Friday, May 20, 2005

Fitting In or Sticking Out

by Anne Zelenka
There are some people who easily adapt to almost any situation. Perhaps I shouldn't be judging my own children or anyone else's, but I think my third child Laura and Marjorie's darling daughter Suzanne will fit in wherever they go. These are sociable, verbal, happy girls. Big school, little school, homeschool, unschool--they're going to do great.

Some kids and some people, more generally, have a harder time fitting in. Diana writes how she felt alone and apart at her kids' talent show. That's generally how I feel at large school gatherings. I don't socialize well in big groups especially if I don't know people well. I am easily exhausted by crowds. And I'm not good at small talk. I have a hypercompetitive streak that lights up in the presence of people who are better dressed or more well-spoken than I am. I like small groups and one-on-ones where I know people well.

I had the happy realization this morning that my nine-year-old son Henry has found a place where he fits in: his small Montessori school here on Maui. It's parent-teacher conference time at school. From when Henry was three until he was in second grade, the conferences we had with Henry's teachers were uniformly negative. He's an introvert like me, and like me, he's given to perfectionism and anxiety. He's strongly internally motivated but breaks down under external pressure. He makes friends slowly. Until he was in second grade, every conference was dominated by talks of how to fix Henry. He couldn't cope; he was too anxious; he didn't socialize enough. Then his second grade teacher realized he needed a break. He's a fine kid, gentle and caring. He doesn't need pressure to do good work.

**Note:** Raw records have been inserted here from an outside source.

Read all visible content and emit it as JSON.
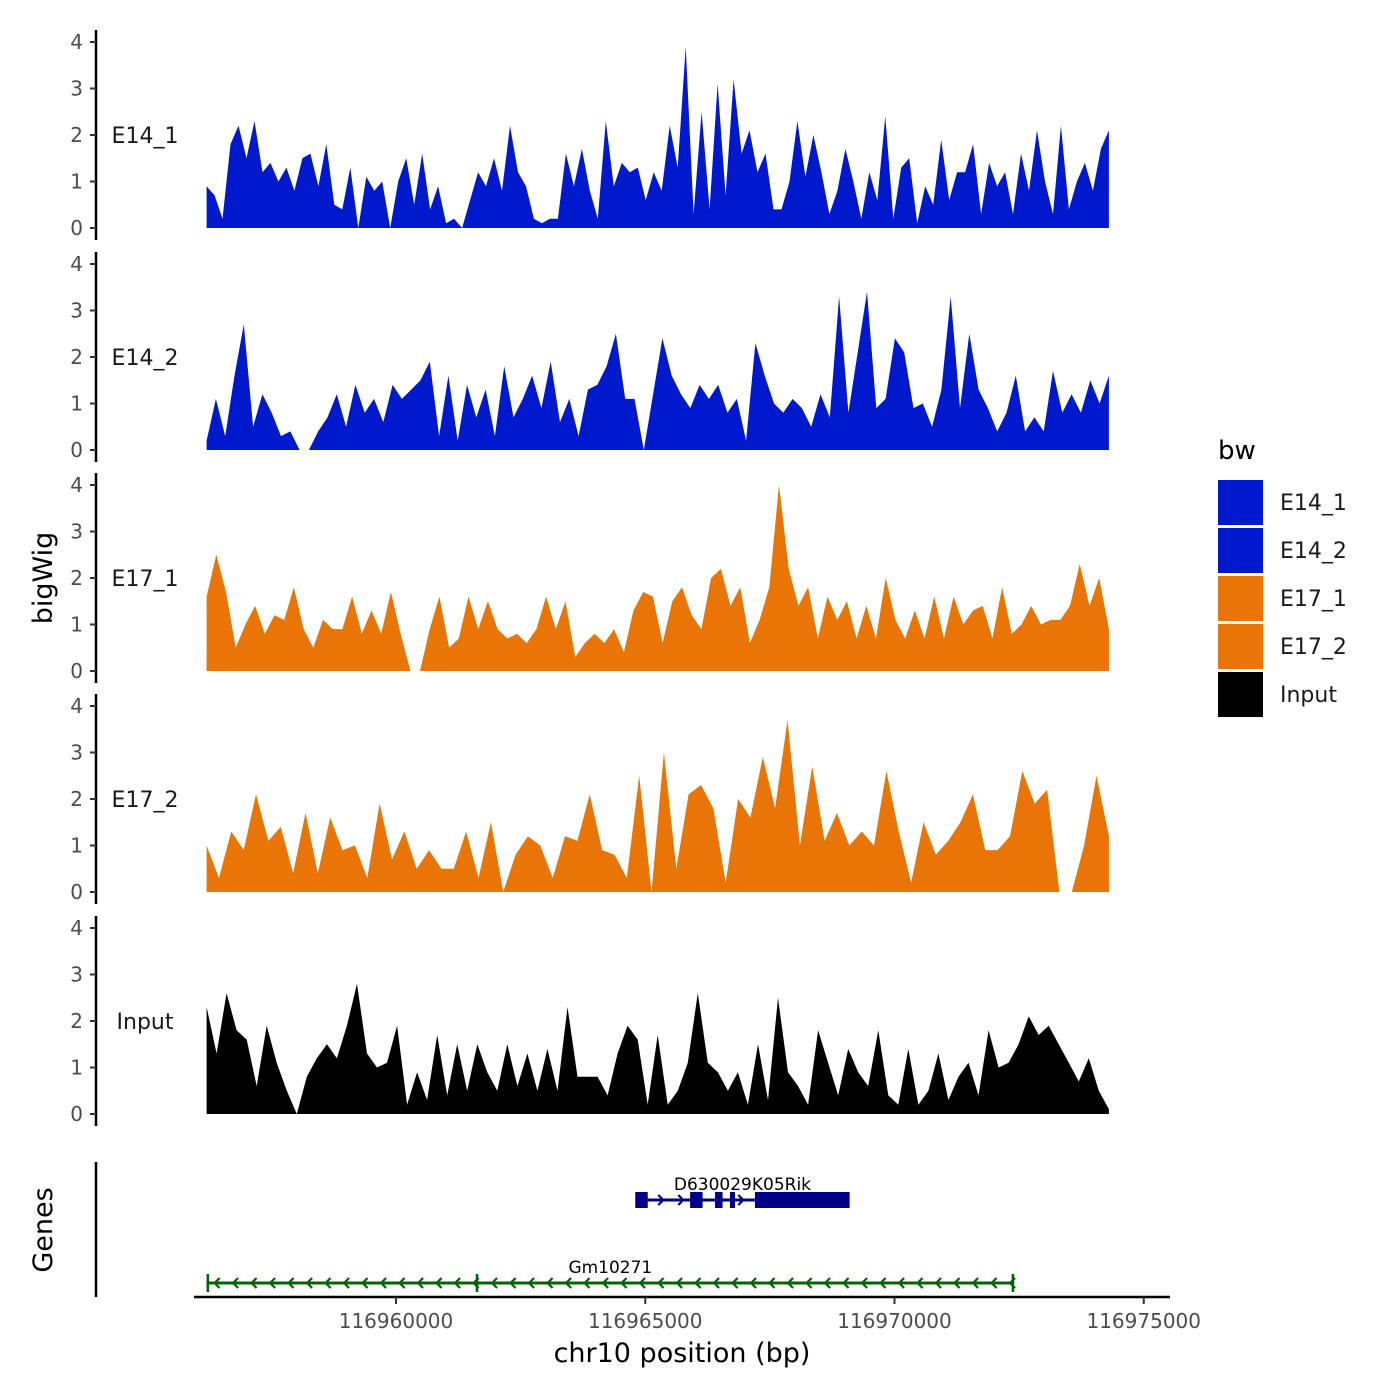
{
  "chart_data": {
    "type": "area",
    "ylabel": "bigWig",
    "xlabel": "chr10 position (bp)",
    "ylim": [
      0,
      4
    ],
    "yticks": [
      "0",
      "1",
      "2",
      "3",
      "4"
    ],
    "xlim": [
      116955300,
      116975200
    ],
    "xticks": [
      {
        "value": 116960000,
        "label": "116960000"
      },
      {
        "value": 116965000,
        "label": "116965000"
      },
      {
        "value": 116970000,
        "label": "116970000"
      },
      {
        "value": 116975000,
        "label": "116975000"
      }
    ],
    "genes_label": "Genes",
    "legend": {
      "title": "bw",
      "items": [
        {
          "label": "E14_1",
          "color": "#0019cc"
        },
        {
          "label": "E14_2",
          "color": "#0019cc"
        },
        {
          "label": "E17_1",
          "color": "#e87506"
        },
        {
          "label": "E17_2",
          "color": "#e87506"
        },
        {
          "label": "Input",
          "color": "#000000"
        }
      ]
    },
    "series": [
      {
        "name": "E14_1",
        "color": "#0019cc",
        "x_start": 116956200,
        "x_end": 116974300,
        "values": [
          0.9,
          0.7,
          0.2,
          1.8,
          2.2,
          1.5,
          2.3,
          1.2,
          1.4,
          1.0,
          1.3,
          0.8,
          1.5,
          1.6,
          0.9,
          1.8,
          0.5,
          0.4,
          1.3,
          0.0,
          1.1,
          0.8,
          1.0,
          0.0,
          1.0,
          1.5,
          0.5,
          1.6,
          0.4,
          0.9,
          0.1,
          0.2,
          0.0,
          0.6,
          1.2,
          0.9,
          1.5,
          0.8,
          2.2,
          1.2,
          0.9,
          0.2,
          0.1,
          0.2,
          0.2,
          1.6,
          0.9,
          1.7,
          0.8,
          0.2,
          2.3,
          0.9,
          1.4,
          1.2,
          1.3,
          0.6,
          1.2,
          0.8,
          2.2,
          1.3,
          3.9,
          0.3,
          2.5,
          0.4,
          3.1,
          0.7,
          3.2,
          1.6,
          2.1,
          1.2,
          1.6,
          0.4,
          0.4,
          1.0,
          2.3,
          1.1,
          2.0,
          1.2,
          0.3,
          0.8,
          1.7,
          1.0,
          0.2,
          1.2,
          0.6,
          2.4,
          0.2,
          1.3,
          1.5,
          0.1,
          0.9,
          0.5,
          1.9,
          0.6,
          1.2,
          1.2,
          1.8,
          0.3,
          1.4,
          0.9,
          1.2,
          0.3,
          1.6,
          0.8,
          2.1,
          1.0,
          0.3,
          2.2,
          0.4,
          1.0,
          1.4,
          0.8,
          1.7,
          2.1
        ]
      },
      {
        "name": "E14_2",
        "color": "#0019cc",
        "x_start": 116956200,
        "x_end": 116974300,
        "values": [
          0.2,
          1.1,
          0.3,
          1.6,
          2.7,
          0.5,
          1.2,
          0.8,
          0.3,
          0.4,
          0.0,
          0.0,
          0.4,
          0.7,
          1.2,
          0.5,
          1.4,
          0.8,
          1.1,
          0.6,
          1.4,
          1.1,
          1.3,
          1.5,
          1.9,
          0.3,
          1.6,
          0.2,
          1.4,
          0.7,
          1.3,
          0.3,
          1.8,
          0.7,
          1.1,
          1.6,
          0.9,
          1.9,
          0.6,
          1.1,
          0.3,
          1.3,
          1.4,
          1.8,
          2.5,
          1.1,
          1.1,
          0.0,
          1.2,
          2.4,
          1.6,
          1.2,
          0.9,
          1.4,
          1.1,
          1.4,
          0.8,
          1.1,
          0.2,
          2.3,
          1.6,
          1.0,
          0.8,
          1.1,
          0.9,
          0.5,
          1.2,
          0.7,
          3.3,
          0.8,
          2.1,
          3.4,
          0.9,
          1.1,
          2.4,
          2.1,
          0.9,
          1.0,
          0.5,
          1.3,
          3.3,
          0.9,
          2.5,
          1.3,
          0.9,
          0.4,
          0.8,
          1.6,
          0.4,
          0.7,
          0.4,
          1.7,
          0.8,
          1.2,
          0.8,
          1.5,
          1.0,
          1.6
        ]
      },
      {
        "name": "E17_1",
        "color": "#e87506",
        "x_start": 116956200,
        "x_end": 116974300,
        "values": [
          1.6,
          2.5,
          1.7,
          0.5,
          1.0,
          1.4,
          0.8,
          1.2,
          1.1,
          1.8,
          0.9,
          0.5,
          1.1,
          0.9,
          0.9,
          1.6,
          0.8,
          1.3,
          0.8,
          1.7,
          0.8,
          0.0,
          0.0,
          0.9,
          1.6,
          0.5,
          0.7,
          1.6,
          0.9,
          1.5,
          0.9,
          0.7,
          0.8,
          0.6,
          0.9,
          1.6,
          0.9,
          1.5,
          0.3,
          0.6,
          0.8,
          0.6,
          0.9,
          0.4,
          1.3,
          1.7,
          1.6,
          0.6,
          1.5,
          1.8,
          1.2,
          0.9,
          2.0,
          2.2,
          1.4,
          1.8,
          0.6,
          1.1,
          1.8,
          4.0,
          2.2,
          1.4,
          1.8,
          0.7,
          1.6,
          1.1,
          1.5,
          0.7,
          1.4,
          0.7,
          2.0,
          1.1,
          0.7,
          1.3,
          0.7,
          1.6,
          0.7,
          1.6,
          1.0,
          1.3,
          1.4,
          0.7,
          1.8,
          0.8,
          1.0,
          1.4,
          1.0,
          1.1,
          1.1,
          1.4,
          2.3,
          1.4,
          2.0,
          0.9
        ]
      },
      {
        "name": "E17_2",
        "color": "#e87506",
        "x_start": 116956200,
        "x_end": 116974300,
        "values": [
          1.0,
          0.3,
          1.3,
          0.9,
          2.1,
          1.1,
          1.4,
          0.4,
          1.7,
          0.4,
          1.6,
          0.9,
          1.0,
          0.3,
          1.9,
          0.7,
          1.3,
          0.5,
          0.9,
          0.5,
          0.5,
          1.3,
          0.3,
          1.5,
          0.0,
          0.8,
          1.2,
          1.0,
          0.3,
          1.2,
          1.1,
          2.1,
          0.9,
          0.8,
          0.3,
          2.5,
          0.0,
          3.0,
          0.5,
          2.1,
          2.3,
          1.8,
          0.2,
          2.0,
          1.6,
          2.9,
          1.8,
          3.7,
          1.0,
          2.7,
          1.1,
          1.7,
          1.0,
          1.3,
          1.0,
          2.6,
          1.3,
          0.2,
          1.5,
          0.8,
          1.1,
          1.5,
          2.1,
          0.9,
          0.9,
          1.2,
          2.6,
          1.9,
          2.2,
          0.0,
          0.0,
          1.0,
          2.5,
          1.2
        ]
      },
      {
        "name": "Input",
        "color": "#000000",
        "x_start": 116956200,
        "x_end": 116974300,
        "values": [
          2.3,
          1.3,
          2.6,
          1.8,
          1.6,
          0.6,
          1.9,
          1.1,
          0.5,
          0.0,
          0.8,
          1.2,
          1.5,
          1.2,
          1.9,
          2.8,
          1.3,
          1.0,
          1.1,
          1.9,
          0.2,
          0.9,
          0.3,
          1.7,
          0.4,
          1.5,
          0.5,
          1.5,
          0.9,
          0.5,
          1.5,
          0.6,
          1.3,
          0.5,
          1.4,
          0.5,
          2.3,
          0.8,
          0.8,
          0.8,
          0.4,
          1.3,
          1.9,
          1.6,
          0.2,
          1.7,
          0.2,
          0.5,
          1.1,
          2.6,
          1.1,
          0.9,
          0.5,
          0.9,
          0.2,
          1.5,
          0.3,
          2.5,
          0.9,
          0.6,
          0.2,
          1.8,
          1.1,
          0.4,
          1.4,
          0.9,
          0.6,
          1.8,
          0.4,
          0.2,
          1.4,
          0.2,
          0.5,
          1.3,
          0.3,
          0.8,
          1.1,
          0.4,
          1.8,
          1.0,
          1.1,
          1.5,
          2.1,
          1.7,
          1.9,
          1.5,
          1.1,
          0.7,
          1.2,
          0.5,
          0.1
        ]
      }
    ],
    "genes": [
      {
        "name": "D630029K05Rik",
        "strand": "+",
        "color": "#00008b",
        "start": 116964800,
        "end": 116969100,
        "exons": [
          [
            116964800,
            116965050
          ],
          [
            116965900,
            116966150
          ],
          [
            116966400,
            116966550
          ],
          [
            116966700,
            116966800
          ],
          [
            116967200,
            116969100
          ]
        ]
      },
      {
        "name": "Gm10271",
        "strand": "-",
        "color": "#006400",
        "start": 116956200,
        "end": 116972400,
        "exons": [
          [
            116956200,
            116956250
          ],
          [
            116961600,
            116961650
          ],
          [
            116972350,
            116972400
          ]
        ]
      }
    ]
  }
}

And he'll socialize when he's ready and comfortable.

We didn't know that by moving him from a high-powered gifted and talented magnet school in Virginia to a go-at-your-own-pace one-room Montessori schoolhouse in Maui we'd be planting him in just the soil that he needed.

It's a constant churn of meeting one person's needs and then another's with five headstrong members of the family. Now Rick's accelerating in his career and learning so many new things, but I'm struggling to figure out work that can balance family with my need for intellectual stimulation. Henry's thriving while four-year-old Anna still pines for her Virginia friends and can't quite accept the loss of Mr. C., her old preschool teacher. Laura, well, like I said: she'll do great anywhere.

2 Comments:

Blogger Marjorie said...

Yay for Henry! You know I always thought he was just fine the way he is, just great, actually.

Not everyone can be Rick -- and wouldn't it be exhausting if they were? Congrats on the career -- imagine, leaving NASA and then launching and going into orbit. hehehehe

I'm like you in the large social situations, though I don't feel competitive, I feel more like 'ew, you're boring, get away.' They probably think I'm weird, but weird is not boring.

2:56 PM  
Blogger Diana said...

I loved that part about the churn of getting everyone's needs met. Very well-said.

I hope Henry's new situation continues to suit him!